While he dries the second strip, I turn my gaze back to the sky. “I’m sorry about what I said earlier,” I say softly. “I misspoke when I suggested that nothing on the Continent is…that nothing here is clean. It was a terribly disrespectful thing to say. I know this is your home.”

He shakes his head and begins to wrap the second bandage around my leg. “There is no need to apologize. You have lost much.”

“That is very kind of you,” I say.

He is quiet as he sets the third and final bandage aside to dry. I think suddenly of Aaden, of the horror on his face when my father pulled him from the escape pod. He ought to be here instead of me, I think. What right have I to survive when so many others were lost? How I wish I could be with my family, wherever they are now.

Noro sits back and looks at me thoughtfully, the pale contours of my face reflected in his eyes. “I understand your pain. As I told you, I am no stranger to loss. But you must take care, girl, for you will quickly learn that the Continent will not afford you the luxury of grief.”

“What do you mean?”

He pauses. “I mean that you must reserve your pain for quiet moments. You must not let it soften you, but rather you must become sharpened by its edges, made stronger by its grip. When it claws at your heart, you must roar back. This is not a place for softness. The weak do not survive here. Do you understand?”

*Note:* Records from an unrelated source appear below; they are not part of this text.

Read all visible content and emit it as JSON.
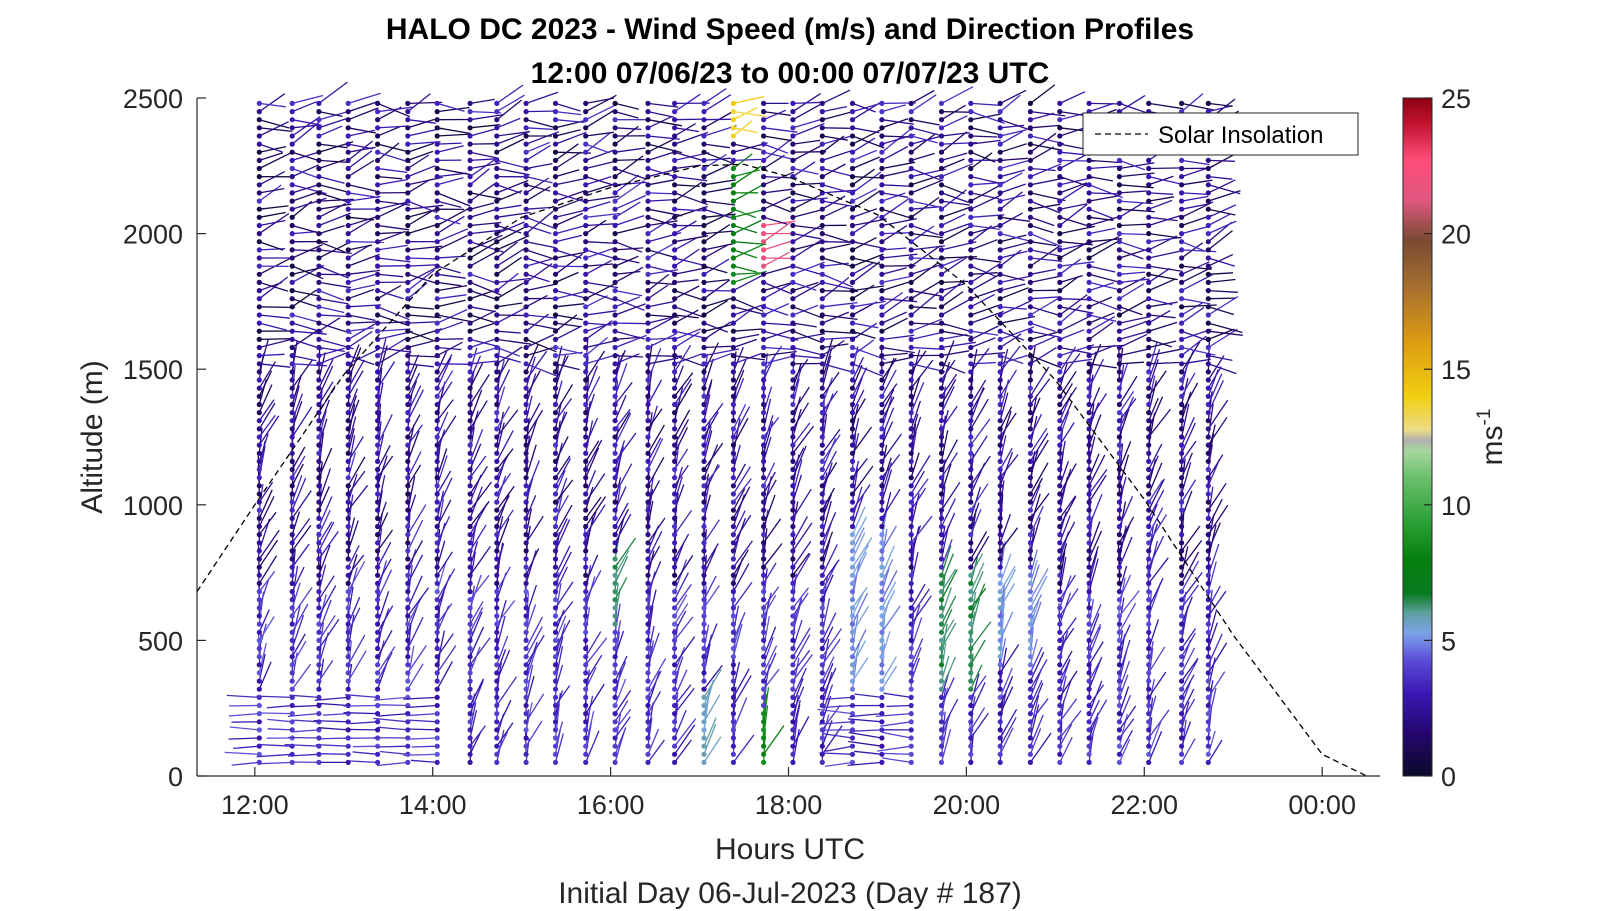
{
  "chart_data": {
    "type": "scatter",
    "title": "HALO DC 2023 - Wind Speed (m/s) and Direction Profiles",
    "subtitle": "12:00 07/06/23 to 00:00 07/07/23  UTC",
    "xlabel": "Hours UTC",
    "ylabel": "Altitude (m)",
    "footer": "Initial Day 06-Jul-2023 (Day # 187)",
    "x_ticks": [
      "12:00",
      "14:00",
      "16:00",
      "18:00",
      "20:00",
      "22:00",
      "00:00"
    ],
    "x_tick_hours": [
      12,
      14,
      16,
      18,
      20,
      22,
      24
    ],
    "xlim_hours": [
      11.35,
      24.65
    ],
    "y_ticks": [
      "0",
      "500",
      "1000",
      "1500",
      "2000",
      "2500"
    ],
    "ylim": [
      0,
      2500
    ],
    "legend": {
      "entries": [
        "Solar Insolation"
      ],
      "placement": "top-right"
    },
    "colorbar": {
      "label": "ms",
      "label_exponent": "-1",
      "ticks": [
        "0",
        "5",
        "10",
        "15",
        "20",
        "25"
      ],
      "range": [
        0,
        25
      ]
    },
    "profile_hours": [
      12.05,
      12.42,
      12.72,
      13.05,
      13.38,
      13.72,
      14.05,
      14.42,
      14.72,
      15.05,
      15.38,
      15.72,
      16.05,
      16.42,
      16.72,
      17.05,
      17.38,
      17.72,
      18.05,
      18.38,
      18.72,
      19.05,
      19.38,
      19.72,
      20.05,
      20.38,
      20.72,
      21.05,
      21.38,
      21.72,
      22.05,
      22.42,
      22.72
    ],
    "altitude_levels_m": {
      "start": 50,
      "step": 30,
      "end": 2500
    },
    "wind_speed_regions": [
      {
        "hours": [
          16.0,
          16.2
        ],
        "alt": [
          550,
          800
        ],
        "speed": 6.5
      },
      {
        "hours": [
          17.0,
          17.3
        ],
        "alt": [
          50,
          300
        ],
        "speed": 5.5
      },
      {
        "hours": [
          17.35,
          17.45
        ],
        "alt": [
          1800,
          2250
        ],
        "speed": 8
      },
      {
        "hours": [
          17.38,
          17.42
        ],
        "alt": [
          2350,
          2500
        ],
        "speed": 14
      },
      {
        "hours": [
          17.65,
          17.8
        ],
        "alt": [
          50,
          250
        ],
        "speed": 8.5
      },
      {
        "hours": [
          17.7,
          17.8
        ],
        "alt": [
          1880,
          2050
        ],
        "speed": 22
      },
      {
        "hours": [
          18.7,
          19.2
        ],
        "alt": [
          300,
          900
        ],
        "speed": 5
      },
      {
        "hours": [
          19.6,
          20.2
        ],
        "alt": [
          300,
          750
        ],
        "speed": 6.5
      },
      {
        "hours": [
          20.3,
          20.8
        ],
        "alt": [
          400,
          750
        ],
        "speed": 5
      }
    ],
    "solar_insolation_curve": {
      "style": "dashed black",
      "x_hours": [
        11.35,
        12.0,
        13.0,
        14.0,
        15.0,
        16.0,
        17.0,
        17.5,
        18.0,
        19.0,
        20.0,
        21.0,
        22.0,
        23.0,
        24.0,
        24.5
      ],
      "y_m": [
        680,
        1000,
        1480,
        1850,
        2060,
        2170,
        2250,
        2255,
        2210,
        2070,
        1810,
        1460,
        1020,
        520,
        80,
        0
      ]
    }
  }
}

This is not a place for softness. An image from my dream, one of lilac-scented pillows and gossamer curtains, flits before my eyes. I look down at my hands, coated with dirt and grime, and think how very long ago it seems that I set eyes upon anything of comfort or beauty. I recall my mother’s face, soft and alabaster, luminous against her dark hair. I think of our home in the Spire, of its wide rooms and corridors, its plush carpets and familiar smells. How I long to be there—to cling to the presence of my mother and father, which must surely be etched into the very walls. The mere thought is so painful that it robs me of my breath.